Autodesk achieved its most recent power-of-ten milestone in late 1988, when sales for that year passed the one hundred million dollar mark. Things sure had changed since the party we held in January 1984 to celebrate our first million dollar year! (See Information Letter 11 on page .)For a milestone ten times as large, the celebration was far more muted; we held a brief meeting at 5 P.M. in the beer bust room in Sausalito. We had nine binary cakes, a one and eight zeroes, to celebrate the sum. (Actually, there may have been a tenth cake with a dollar sign; I'm not sure.)
A mere three years later, in the fiscal year that ended in January of 1992, Autodesk's sales in Europe alone exceeded $100 million.
One hundred million dollars. Now there's a number to ponder.
I looked back in the AutoCAD development log to see where we were on this date in 1982. As far as I can tell, we managed to exceed $100 million in sales six years to the week after we shipped the very first production AutoCAD.

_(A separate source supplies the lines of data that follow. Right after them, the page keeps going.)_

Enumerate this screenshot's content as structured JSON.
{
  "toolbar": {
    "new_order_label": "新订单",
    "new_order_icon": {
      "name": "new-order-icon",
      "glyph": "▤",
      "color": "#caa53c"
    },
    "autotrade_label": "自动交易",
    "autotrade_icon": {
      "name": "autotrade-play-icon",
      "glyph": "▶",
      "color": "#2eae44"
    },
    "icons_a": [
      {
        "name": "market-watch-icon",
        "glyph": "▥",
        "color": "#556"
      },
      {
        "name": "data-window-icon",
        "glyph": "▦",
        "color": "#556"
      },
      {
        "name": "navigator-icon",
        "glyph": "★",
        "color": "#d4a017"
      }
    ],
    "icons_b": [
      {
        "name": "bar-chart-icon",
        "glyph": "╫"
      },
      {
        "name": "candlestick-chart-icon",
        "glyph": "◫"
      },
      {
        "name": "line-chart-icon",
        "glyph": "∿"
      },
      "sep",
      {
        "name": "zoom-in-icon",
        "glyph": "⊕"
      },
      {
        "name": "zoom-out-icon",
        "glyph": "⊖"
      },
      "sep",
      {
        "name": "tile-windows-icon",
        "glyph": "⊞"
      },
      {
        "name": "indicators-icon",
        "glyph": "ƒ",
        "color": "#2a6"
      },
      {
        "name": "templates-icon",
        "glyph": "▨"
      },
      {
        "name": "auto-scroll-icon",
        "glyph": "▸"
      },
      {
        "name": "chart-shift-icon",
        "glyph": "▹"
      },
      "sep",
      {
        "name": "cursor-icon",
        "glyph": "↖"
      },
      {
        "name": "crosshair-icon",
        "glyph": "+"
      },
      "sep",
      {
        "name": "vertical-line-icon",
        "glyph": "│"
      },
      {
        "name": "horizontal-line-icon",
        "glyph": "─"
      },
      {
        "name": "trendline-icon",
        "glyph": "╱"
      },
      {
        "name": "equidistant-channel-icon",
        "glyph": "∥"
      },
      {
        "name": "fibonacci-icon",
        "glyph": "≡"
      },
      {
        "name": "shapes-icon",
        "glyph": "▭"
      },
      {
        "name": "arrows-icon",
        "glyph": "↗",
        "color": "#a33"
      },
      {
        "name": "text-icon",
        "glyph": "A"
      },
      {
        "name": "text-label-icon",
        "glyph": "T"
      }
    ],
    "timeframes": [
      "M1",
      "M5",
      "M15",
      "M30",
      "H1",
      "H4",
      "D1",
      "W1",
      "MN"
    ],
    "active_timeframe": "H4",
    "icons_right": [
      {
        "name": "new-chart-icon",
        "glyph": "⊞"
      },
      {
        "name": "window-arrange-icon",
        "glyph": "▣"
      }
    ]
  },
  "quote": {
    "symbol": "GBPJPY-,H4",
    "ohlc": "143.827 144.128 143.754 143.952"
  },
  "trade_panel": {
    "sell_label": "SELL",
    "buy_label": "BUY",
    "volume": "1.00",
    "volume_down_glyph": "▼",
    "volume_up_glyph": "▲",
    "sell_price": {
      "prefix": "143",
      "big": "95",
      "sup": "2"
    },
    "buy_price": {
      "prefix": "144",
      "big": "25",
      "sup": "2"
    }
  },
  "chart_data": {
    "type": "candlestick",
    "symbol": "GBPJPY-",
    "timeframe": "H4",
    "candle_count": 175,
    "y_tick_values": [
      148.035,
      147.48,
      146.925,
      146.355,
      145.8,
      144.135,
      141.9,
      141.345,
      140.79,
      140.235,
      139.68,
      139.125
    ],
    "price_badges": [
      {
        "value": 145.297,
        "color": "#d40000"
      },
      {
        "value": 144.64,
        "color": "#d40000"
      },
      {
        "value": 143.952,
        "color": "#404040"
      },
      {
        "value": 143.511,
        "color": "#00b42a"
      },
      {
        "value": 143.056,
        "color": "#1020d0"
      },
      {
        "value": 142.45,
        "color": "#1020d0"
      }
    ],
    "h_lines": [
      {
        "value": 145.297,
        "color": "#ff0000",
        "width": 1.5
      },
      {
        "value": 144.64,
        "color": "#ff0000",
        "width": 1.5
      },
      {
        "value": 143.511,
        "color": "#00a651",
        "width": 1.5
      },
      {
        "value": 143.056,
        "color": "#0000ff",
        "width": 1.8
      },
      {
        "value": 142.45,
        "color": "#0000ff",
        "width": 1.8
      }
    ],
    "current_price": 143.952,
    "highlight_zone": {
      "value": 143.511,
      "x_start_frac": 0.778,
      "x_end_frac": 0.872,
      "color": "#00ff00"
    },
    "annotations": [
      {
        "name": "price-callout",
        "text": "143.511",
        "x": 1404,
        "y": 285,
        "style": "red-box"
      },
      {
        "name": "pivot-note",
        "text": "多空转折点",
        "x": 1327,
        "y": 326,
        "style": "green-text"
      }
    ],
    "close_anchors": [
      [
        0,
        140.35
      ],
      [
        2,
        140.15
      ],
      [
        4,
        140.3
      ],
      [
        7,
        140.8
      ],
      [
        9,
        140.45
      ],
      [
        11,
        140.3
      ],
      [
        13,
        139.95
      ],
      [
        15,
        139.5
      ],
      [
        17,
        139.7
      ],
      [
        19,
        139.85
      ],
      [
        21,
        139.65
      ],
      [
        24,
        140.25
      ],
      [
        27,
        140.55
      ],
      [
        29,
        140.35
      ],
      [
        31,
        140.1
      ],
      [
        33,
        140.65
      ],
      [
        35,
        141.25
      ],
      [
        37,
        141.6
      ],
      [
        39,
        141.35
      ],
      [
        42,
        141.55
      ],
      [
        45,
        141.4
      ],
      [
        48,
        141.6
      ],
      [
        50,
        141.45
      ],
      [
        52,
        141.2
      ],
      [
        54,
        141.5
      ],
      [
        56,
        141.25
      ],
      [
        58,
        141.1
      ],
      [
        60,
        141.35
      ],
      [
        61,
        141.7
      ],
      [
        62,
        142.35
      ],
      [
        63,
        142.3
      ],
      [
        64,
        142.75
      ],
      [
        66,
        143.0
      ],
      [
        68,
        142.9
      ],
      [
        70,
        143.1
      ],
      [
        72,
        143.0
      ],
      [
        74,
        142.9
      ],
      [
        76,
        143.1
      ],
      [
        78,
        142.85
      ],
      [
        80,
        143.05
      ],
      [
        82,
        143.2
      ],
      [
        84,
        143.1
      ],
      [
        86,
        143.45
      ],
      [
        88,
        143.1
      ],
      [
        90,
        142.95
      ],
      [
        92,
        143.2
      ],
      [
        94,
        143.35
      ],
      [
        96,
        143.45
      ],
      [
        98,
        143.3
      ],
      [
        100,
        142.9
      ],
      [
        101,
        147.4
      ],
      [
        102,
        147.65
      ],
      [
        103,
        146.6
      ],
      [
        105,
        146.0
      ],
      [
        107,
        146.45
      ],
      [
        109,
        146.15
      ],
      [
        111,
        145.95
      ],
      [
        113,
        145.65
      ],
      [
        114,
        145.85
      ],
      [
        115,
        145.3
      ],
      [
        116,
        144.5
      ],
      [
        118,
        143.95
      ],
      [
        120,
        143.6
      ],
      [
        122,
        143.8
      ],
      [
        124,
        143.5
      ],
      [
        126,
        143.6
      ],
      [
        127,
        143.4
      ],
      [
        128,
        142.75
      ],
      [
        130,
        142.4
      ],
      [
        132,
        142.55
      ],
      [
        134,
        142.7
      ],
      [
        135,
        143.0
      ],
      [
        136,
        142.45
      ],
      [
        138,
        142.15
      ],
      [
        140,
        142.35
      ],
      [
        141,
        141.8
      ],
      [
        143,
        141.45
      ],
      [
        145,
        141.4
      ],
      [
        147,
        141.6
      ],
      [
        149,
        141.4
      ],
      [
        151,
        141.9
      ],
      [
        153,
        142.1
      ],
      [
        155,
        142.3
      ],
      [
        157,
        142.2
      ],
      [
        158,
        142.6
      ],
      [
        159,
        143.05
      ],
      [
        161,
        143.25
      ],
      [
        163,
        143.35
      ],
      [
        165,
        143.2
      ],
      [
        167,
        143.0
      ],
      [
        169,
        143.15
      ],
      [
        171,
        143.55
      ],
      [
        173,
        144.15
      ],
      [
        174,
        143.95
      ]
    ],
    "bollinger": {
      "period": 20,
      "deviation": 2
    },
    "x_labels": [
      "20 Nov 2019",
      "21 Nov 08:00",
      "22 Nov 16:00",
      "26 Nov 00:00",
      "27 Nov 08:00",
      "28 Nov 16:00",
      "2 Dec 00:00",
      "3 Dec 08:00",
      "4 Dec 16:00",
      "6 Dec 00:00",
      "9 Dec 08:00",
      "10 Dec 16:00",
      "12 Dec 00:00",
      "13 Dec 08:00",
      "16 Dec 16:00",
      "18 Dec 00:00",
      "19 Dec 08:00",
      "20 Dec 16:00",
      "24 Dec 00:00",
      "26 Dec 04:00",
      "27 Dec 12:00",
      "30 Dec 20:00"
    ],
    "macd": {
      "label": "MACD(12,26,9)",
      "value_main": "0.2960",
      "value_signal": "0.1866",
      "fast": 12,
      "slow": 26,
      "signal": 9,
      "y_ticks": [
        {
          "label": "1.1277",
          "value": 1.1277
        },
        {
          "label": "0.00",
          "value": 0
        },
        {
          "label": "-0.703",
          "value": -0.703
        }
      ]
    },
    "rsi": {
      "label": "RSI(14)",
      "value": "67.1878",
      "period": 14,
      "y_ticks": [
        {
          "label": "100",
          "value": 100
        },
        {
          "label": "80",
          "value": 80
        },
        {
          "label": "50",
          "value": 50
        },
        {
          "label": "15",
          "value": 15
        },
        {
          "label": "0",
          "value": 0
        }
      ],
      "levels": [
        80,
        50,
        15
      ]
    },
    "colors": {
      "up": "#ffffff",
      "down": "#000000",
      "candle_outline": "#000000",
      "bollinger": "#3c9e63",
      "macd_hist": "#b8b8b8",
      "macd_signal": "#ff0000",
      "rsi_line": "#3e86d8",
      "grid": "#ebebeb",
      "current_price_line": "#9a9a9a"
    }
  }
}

And you people have nobody to blame for this but yourselves. Because there's nothing here, really, but people. It used to be you had to have a big factory, a fleet of buses, or stores all over to build a $100 million business. Autodesk has done it with imagination, information, hard work, and the best people in the business. All of the source code, all of the masters, all of the documents for all of our products will fit on this little tape. Everything else that this company is and will become is in the people who did it--the people here, the people who couldn't make it, the people overseas, and the people who contributed to our success and have since moved on.
What does a hundred million dollars in sales represent? If you look at the total you miss the reality. The reality is that all the money came from building the best products, then manufacturing, selling, shipping, testing, supporting, marketing, training, accounting, administering, and doing all the innumerable and often invisible and thankless tasks that turn a good idea into a great business.
The problem with these ``power of ten'' parties is that it's so hard to get to the next one. When we did $1.4 million in sales in our first full year we had a celebration that was so memorable I don't remember very much about it, but I do recall saying that we'd all get back together some day to celebrate $10 million. I don't know how many people took that seriously. I did.
Well, here we are celebrating $100 million. Am I going to stand here and seriously talk about a billion dollar party?
Yep.
How do we get there? Exactly the way we got here, by working away at all the tasks that need to be done, worrying about the details, trying to do the right thing as we see it, and never losing the imagination that is the only chart to an unknowable future in a dangerous world.
What will Autodesk become in the years to come? Precisely what we make of it. And the work we do tomorrow and tomorrow and tomorrow will carry us from this happy milestone to the next.